Hi Sam, 
Could you elaborate on what advantages you were hoping to benefit from Arrow?  It seems like the process you describe is probably close to optimal (I have limited knowledge of np.memmap). And there could be alternative suggestions based on the exact shape of your data and how you want to process it.  I added some more comments inline below.

The current solution is to flatten the array, keep a list of the lengths/offsets, store the flattened array in  `np.memmap`, then have each process slice into the memmap at the right index.
It seems that with arrow, we can at least delete the list of lengths/offsets.
In Arrow it seems like the natural fit here is to use a ListArray wrapped around the numpy arrays. This would add back in the indices/offsets.

padding each entry in the list to a fixed length, and saving pa.Table to pa.NativeFile. Each process reads it's own pa.Table. This is slower and less memory efficient than `memmap` by about 15%.
How are you reading back the file?  Are you using MemoryMappedFile [1]?

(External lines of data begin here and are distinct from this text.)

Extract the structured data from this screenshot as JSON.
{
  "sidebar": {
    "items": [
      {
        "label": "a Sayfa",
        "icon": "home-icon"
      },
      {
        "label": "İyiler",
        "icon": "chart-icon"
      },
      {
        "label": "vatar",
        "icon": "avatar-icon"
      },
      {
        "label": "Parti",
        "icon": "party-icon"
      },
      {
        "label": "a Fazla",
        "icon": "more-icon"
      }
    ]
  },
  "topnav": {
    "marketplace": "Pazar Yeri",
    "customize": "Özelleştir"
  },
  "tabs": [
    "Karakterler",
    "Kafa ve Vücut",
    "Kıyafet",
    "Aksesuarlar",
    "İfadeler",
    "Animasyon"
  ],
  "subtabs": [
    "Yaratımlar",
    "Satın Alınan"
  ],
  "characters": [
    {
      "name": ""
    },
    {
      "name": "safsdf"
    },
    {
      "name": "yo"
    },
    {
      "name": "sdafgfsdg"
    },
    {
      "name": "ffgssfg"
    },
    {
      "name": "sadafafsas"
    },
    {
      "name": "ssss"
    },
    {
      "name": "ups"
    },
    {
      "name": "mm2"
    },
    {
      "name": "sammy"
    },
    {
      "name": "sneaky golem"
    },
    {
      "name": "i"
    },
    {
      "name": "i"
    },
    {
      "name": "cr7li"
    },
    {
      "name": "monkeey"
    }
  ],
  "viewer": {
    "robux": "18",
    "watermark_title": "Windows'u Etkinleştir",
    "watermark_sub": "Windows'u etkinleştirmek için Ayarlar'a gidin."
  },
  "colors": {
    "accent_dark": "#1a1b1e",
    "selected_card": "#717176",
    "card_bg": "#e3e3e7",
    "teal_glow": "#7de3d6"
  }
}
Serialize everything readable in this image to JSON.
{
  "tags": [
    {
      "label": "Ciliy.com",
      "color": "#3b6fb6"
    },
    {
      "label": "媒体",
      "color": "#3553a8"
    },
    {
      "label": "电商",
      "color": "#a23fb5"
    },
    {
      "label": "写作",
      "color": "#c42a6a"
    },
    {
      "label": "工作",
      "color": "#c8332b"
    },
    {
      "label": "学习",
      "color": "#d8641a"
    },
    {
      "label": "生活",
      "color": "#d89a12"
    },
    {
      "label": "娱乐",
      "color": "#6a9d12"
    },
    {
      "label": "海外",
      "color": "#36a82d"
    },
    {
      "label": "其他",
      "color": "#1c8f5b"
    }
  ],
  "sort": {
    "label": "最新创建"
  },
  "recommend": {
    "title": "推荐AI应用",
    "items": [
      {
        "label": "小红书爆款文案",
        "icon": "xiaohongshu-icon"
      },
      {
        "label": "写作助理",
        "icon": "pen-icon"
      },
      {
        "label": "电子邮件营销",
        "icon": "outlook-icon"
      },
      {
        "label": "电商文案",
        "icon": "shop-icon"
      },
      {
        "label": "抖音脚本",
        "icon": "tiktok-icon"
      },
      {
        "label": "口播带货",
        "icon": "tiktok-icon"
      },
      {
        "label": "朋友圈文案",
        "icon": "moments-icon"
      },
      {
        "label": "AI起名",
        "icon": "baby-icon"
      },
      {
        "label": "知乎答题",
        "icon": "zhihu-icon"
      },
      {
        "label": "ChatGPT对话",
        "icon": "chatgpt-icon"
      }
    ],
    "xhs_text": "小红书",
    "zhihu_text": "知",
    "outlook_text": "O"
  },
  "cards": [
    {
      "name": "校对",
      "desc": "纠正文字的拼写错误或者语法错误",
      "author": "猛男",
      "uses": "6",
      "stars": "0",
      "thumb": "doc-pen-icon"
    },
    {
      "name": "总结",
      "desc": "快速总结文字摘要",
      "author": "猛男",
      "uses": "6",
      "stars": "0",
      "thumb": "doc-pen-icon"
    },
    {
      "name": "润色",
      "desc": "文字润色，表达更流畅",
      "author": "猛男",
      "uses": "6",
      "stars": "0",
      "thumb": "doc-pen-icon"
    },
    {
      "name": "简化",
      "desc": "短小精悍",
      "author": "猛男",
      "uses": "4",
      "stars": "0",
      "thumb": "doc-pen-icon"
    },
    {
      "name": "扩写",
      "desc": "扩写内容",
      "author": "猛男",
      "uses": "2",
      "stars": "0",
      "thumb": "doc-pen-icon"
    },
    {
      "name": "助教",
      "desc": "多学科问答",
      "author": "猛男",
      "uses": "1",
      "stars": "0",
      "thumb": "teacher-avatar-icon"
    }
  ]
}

1) Are there any examples online that do this sort of operation? I can't find how to save chunked array to disk, or a python Flight example after a few googles.
ChunkedArray's aren't a first class citizen in the Arrow File Format specification.  Working through tables that get converted to RecordBatches when saving is all that is supported.


2) Is it unreasonable to think this will use less memory than np.memmap?
I'm not familiar with np.memmap, so I can't really say.


[1] https://arrow.apache.org/docs/python/generated/pyarrow

 

On Wed, Feb 17, 2021 at 7:11 PM Sam Shleifer <sshleifer@gmail.com> wrote:
My goal
I have a list of numpy arrays of uneven length. From the docs, I guess the right format for this is ChunkedArray
I want to save my list to disk in one process, and then start many new processes (a pytorch dataloader) that are able to read chunks from the file with low memory overhead.
The current solution is to flatten the array, keep a list of the lengths/offsets, store the flattened array in  `np.memmap`, then have each process slice into the memmap at the right index.
It seems that with arrow, we can at least delete the list of lengths/offsets.

What I have tried:
padding each entry in the list to a fixed length, and saving pa.Table to pa.NativeFile. Each process reads it's own pa.Table. This is slower and less memory efficient than `memmap` by about 15%.

My questions:
1) Are there any examples online that do this sort of operation? I can't find how to save chunked array to disk, or a python Flight example after a few googles.
2) Is it unreasonable to think this will use less memory than np.memmap?

Thanks in advance!
Sam